On Jan. 9 California’s Democrats introduced a similar bill, however, at a state level, aimed at expunging these convictions. On Jan. 13, a new bill has been introduced by the Democrats to protect states’ rights over marijuana

The Wednesday’s bill was introduced by Reps. Barbara Lee and Ro Khanna of California and sponsored by 12 House Democrats, Business Insider reported. 

Lee was the one behind California’s bill aimed at revoking convictions.

sessions, marijuana, bill
Rep. Barbara Lee of California addresses the Democratic National Convention in Charlotte, N.C., on Tuesday, Sept. 4, 2012. (Image via AP)

Meanwhile, the latest bill is a companion to Sen. Cory Booker’s Marijuana Justice Act, introduced in the Senate last year, which removes marijuana from the federal government’s list of controlled dangerous substances.

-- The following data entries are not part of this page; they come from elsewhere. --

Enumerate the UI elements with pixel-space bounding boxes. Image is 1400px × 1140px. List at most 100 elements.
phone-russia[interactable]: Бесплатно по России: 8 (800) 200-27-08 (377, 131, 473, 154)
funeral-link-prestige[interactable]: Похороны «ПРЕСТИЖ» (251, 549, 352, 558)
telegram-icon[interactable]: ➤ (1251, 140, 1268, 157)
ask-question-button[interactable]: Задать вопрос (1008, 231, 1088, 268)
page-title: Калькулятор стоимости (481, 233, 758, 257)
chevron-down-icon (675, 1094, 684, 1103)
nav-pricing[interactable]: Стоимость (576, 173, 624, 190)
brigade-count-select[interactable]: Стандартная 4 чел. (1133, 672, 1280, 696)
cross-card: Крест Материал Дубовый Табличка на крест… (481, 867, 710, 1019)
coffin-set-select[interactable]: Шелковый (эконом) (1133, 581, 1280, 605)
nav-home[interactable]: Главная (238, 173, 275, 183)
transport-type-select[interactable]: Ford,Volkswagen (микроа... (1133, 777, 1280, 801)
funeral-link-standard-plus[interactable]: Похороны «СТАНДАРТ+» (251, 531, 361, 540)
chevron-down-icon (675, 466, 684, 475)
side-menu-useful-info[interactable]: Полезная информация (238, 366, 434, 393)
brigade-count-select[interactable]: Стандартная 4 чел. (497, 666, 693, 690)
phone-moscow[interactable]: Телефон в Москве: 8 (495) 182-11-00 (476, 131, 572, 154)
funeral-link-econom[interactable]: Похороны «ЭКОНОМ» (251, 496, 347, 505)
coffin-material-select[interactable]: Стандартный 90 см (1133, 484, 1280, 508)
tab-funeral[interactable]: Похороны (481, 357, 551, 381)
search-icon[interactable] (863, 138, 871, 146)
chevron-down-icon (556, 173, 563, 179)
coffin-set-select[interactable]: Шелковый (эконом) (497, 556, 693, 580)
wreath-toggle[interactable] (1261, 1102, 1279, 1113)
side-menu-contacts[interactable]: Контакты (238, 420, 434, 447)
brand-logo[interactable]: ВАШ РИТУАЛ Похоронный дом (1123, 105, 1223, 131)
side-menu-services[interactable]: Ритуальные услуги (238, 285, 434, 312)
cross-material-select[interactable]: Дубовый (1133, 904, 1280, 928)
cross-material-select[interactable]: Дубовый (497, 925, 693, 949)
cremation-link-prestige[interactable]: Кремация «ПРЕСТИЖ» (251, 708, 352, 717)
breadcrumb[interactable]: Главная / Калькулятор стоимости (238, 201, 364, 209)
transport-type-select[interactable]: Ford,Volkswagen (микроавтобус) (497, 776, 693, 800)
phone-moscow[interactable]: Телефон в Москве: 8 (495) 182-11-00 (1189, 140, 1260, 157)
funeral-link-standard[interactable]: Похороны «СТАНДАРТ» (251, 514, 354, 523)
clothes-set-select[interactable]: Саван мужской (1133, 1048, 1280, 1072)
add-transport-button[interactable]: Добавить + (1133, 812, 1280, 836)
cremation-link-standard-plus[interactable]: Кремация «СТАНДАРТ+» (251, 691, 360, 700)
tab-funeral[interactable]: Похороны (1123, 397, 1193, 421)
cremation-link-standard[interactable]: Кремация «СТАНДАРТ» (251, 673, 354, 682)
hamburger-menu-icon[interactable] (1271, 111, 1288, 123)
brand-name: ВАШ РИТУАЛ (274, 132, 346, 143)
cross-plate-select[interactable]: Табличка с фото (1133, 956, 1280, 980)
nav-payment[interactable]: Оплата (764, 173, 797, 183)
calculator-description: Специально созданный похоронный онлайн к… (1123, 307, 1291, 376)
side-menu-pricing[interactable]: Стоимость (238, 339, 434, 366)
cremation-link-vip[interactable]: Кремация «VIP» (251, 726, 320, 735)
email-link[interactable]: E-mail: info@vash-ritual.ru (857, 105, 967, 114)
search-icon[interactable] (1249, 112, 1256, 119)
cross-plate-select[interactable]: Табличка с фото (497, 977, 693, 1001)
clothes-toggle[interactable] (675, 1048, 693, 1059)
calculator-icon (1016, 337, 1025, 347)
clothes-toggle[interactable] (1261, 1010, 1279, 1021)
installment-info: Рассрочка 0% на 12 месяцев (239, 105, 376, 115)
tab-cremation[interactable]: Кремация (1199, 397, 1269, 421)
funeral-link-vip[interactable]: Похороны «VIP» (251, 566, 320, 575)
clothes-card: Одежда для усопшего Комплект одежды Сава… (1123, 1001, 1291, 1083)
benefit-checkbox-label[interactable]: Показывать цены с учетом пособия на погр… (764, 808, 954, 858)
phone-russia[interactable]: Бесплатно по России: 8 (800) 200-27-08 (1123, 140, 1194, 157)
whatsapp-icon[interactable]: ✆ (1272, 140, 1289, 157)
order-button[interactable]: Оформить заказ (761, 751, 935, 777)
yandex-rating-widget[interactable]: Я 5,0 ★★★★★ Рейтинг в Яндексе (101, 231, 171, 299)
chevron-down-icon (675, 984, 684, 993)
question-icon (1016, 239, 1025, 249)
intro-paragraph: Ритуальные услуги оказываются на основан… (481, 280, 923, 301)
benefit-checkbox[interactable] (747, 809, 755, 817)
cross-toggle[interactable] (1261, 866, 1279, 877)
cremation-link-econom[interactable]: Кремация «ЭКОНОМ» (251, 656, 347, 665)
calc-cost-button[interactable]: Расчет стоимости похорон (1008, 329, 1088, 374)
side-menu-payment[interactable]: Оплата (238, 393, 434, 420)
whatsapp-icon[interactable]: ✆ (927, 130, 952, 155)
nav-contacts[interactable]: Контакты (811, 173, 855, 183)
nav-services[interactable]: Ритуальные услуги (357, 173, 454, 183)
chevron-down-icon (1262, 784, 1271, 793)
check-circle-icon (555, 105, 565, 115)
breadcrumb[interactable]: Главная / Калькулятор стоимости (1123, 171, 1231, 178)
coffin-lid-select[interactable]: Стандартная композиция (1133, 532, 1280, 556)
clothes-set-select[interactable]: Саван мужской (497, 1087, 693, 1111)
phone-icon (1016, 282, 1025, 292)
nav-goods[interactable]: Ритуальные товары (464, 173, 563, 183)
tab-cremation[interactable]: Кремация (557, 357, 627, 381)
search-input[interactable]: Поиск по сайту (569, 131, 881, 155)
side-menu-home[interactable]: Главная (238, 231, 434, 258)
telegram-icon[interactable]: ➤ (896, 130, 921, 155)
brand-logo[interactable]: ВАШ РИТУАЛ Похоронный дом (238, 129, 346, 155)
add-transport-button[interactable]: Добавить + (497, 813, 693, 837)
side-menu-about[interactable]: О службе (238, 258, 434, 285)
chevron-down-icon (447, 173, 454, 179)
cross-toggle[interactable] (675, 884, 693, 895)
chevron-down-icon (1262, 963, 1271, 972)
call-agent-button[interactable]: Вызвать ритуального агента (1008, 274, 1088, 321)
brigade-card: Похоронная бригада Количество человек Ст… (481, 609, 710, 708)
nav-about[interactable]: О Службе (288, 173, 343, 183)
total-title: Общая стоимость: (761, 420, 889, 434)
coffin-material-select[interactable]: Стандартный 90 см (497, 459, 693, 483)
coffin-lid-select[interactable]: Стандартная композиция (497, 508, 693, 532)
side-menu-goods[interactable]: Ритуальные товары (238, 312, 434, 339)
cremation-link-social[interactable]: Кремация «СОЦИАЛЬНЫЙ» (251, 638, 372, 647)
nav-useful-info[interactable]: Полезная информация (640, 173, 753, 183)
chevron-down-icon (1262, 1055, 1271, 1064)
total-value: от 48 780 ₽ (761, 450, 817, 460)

Lee said the legislation is:

“A bold proposal to reverse decades of discriminatory drug enforcement and to bring federal marijuana policy in line with the wishes of the American people.”

In addition to removing marijuana from the Controlled Substances Act list, the bill suggests going a step further to provide “restorative justice” to communities disproportionately affected by marijuana arrests and convictions and create an “inclusive industry from the ground up,” Lee said in a Wednesday afternoon call with reporters.

The bill also proposed a layout to bring about $500 million in community reinvestment
The bill also proposed a layout to bring about $500 million in community reinvestment. (Image via Reuters)

Bill to Bring money to Communities  

The bill also proposed a layout to bring about $500 million in community reinvestment and to focus on job training for the burgeoning marijuana industry.

How will this happen?

This will be possible by cutting federal funding for law enforcement and prison construction in states found to disproportionately arrest or convict low-income residents or people of color for marijuana offenses.

The money from these cuts would contribute to the community reinvestment fund, the bill recommended.

On Jan. 1, California became the largest U.S. state to legalize recreational marijuana. Soon after California’s legalization, Sessions annulled the Obama-era rule also known as the Cole Memo.